The Prime Minister made a new request to the opposition to agree to snap elections. ‘I’m challenging the parliamentary opposition, let’s go to the extraordinary parliamentary elections, and I ask you [the people] to support this call, do not be afraid, support this call’, he told the gathered crowd.
This is an apparent about-face, as in recent weeks Pashinyan and his allies had appeared to oppose new elections stating that they were not ‘demanded by society’. Notably, Pashinyan appealed to the ‘parliamentary opposition’, which only includes the factions led by the Bright Armenia party and the Prosperous Armenia party — the current opposition protests, on the other hand, while they include the Prosperous Armenia party, are led by the non-parliamentary opposition.
At the rally, Pashinyan also defended his decision to fire the Chief of the Army’s General Staff Onik Gaspayan, calling him a ‘traitor’ and accusing him of carrying out the orders of Serzh Sargsyan, Armenia’s former President who was deposed during the 2018 revolution. Onik Gaspayan, along with the other members of the General Staff had signed a statement calling for Pashinyan’s resignation on 25 February, a move which Pashinyan dubbed ‘an attempted coup’.
Facing down the President
At present, Gasparyan still remains in his position as Chief of the General Staff as Armenian President Armen Sarkissian has refused to sign the Prime Minister’s order to remove him, stating that the decree ‘Prima Facie contradicts the Constitution’. Pashinyan met with Sarkissian on Monday, to discuss the issue, but appears not to have swayed the President’s opinion on the matter.
According to Armenian law, Sarkissian must sign Pashinyan’s order within three days or pass it on to the Constitutional court, which will decide whether the decree is constitutional. Sarkissian has stated that he would express his decision by 3 March.
In a surprise turn, Pashinyan also announced that he is proposing to hold a constitutional referendum this autumn, to revert the country from a parliamentary to semi-presidential republic, though he did not explain his reasons for seeking the change.

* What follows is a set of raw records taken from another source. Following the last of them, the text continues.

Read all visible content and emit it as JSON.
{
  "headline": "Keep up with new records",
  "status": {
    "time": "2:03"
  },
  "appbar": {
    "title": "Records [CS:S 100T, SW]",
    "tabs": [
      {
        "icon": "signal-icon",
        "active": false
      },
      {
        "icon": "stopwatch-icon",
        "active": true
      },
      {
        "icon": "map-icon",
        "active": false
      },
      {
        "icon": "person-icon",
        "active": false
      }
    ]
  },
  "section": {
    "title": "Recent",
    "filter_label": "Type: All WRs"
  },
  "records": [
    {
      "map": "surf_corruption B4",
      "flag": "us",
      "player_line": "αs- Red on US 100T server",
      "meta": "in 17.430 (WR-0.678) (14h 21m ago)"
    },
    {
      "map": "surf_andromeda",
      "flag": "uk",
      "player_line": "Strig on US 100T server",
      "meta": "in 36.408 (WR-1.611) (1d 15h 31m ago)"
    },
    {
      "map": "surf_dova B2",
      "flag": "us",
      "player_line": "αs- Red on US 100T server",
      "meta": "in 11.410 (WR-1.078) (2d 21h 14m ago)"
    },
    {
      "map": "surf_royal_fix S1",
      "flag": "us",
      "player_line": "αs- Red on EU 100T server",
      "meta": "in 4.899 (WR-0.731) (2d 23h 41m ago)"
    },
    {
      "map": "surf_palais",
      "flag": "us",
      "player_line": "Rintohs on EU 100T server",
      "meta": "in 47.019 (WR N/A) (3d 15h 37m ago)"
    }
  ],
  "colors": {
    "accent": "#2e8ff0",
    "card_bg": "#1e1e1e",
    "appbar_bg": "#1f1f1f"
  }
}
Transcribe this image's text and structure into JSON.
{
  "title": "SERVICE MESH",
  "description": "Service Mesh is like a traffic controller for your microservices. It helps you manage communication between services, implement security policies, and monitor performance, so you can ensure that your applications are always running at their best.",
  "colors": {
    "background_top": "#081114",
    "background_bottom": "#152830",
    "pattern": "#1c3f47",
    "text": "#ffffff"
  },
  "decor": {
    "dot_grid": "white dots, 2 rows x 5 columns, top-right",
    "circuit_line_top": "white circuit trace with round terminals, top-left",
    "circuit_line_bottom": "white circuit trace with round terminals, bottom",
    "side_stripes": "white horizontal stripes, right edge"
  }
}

After delivering his speech, Pashinyan led the gathered crowd on a march through the streets of Yerevan to commemorate the victims of a post-election government crackdown on 1 March, 2008 that left ten people dead.
While Pashinyan was speaking at Republic Square, several kilometres away, near the Armenian parliament the opposition Homeland Salvation Movement rallied its own supporters.
Ishkhan Saghatelyan, a member of the opposition Armenian Revolutionary Federation (ARF) and the coordinator of the Homeland Salvation Movement, continued to demand Pashinyan’s resignation and stated that the opposition would continue acts of civil disobedience, including holding a rally on Wednesday.
‘Truth was restored’
The diplomatic row between Russia and Armenia kicked off by Pashinyan’s criticism that ‘only 10%’ of the Russian-made Iskander missiles used by Armenian forces in the Second Nagorno-Karabakh War ‘exploded’, seems to have come to an end.
After Russia’s Ministry of Defence released a statement disputing Pashinyan’s criticism and claiming that no Iskander missiles were used during the conflict, Pashinyan’s spokesperson Mane Gevorgyan walked back the Prime Minister’s earlier claims.
‘The Prime Minister of Armenia came to the conclusion that he was not properly informed about this situation’, Gevorgyan said. ‘Moreover, the Prime Minister’s statement has nothing to do with the content and quality of the Armenian-Russian allied relations in the field of military – military-industrial cooperation’.
She added that ‘there is no doubt that Russian weapons are among the best in the world’.
The Kremlin quickly reacted to the statement, with Presidential spokesperson Dimitry Peskov telling journalists that ‘the truth has been restored’.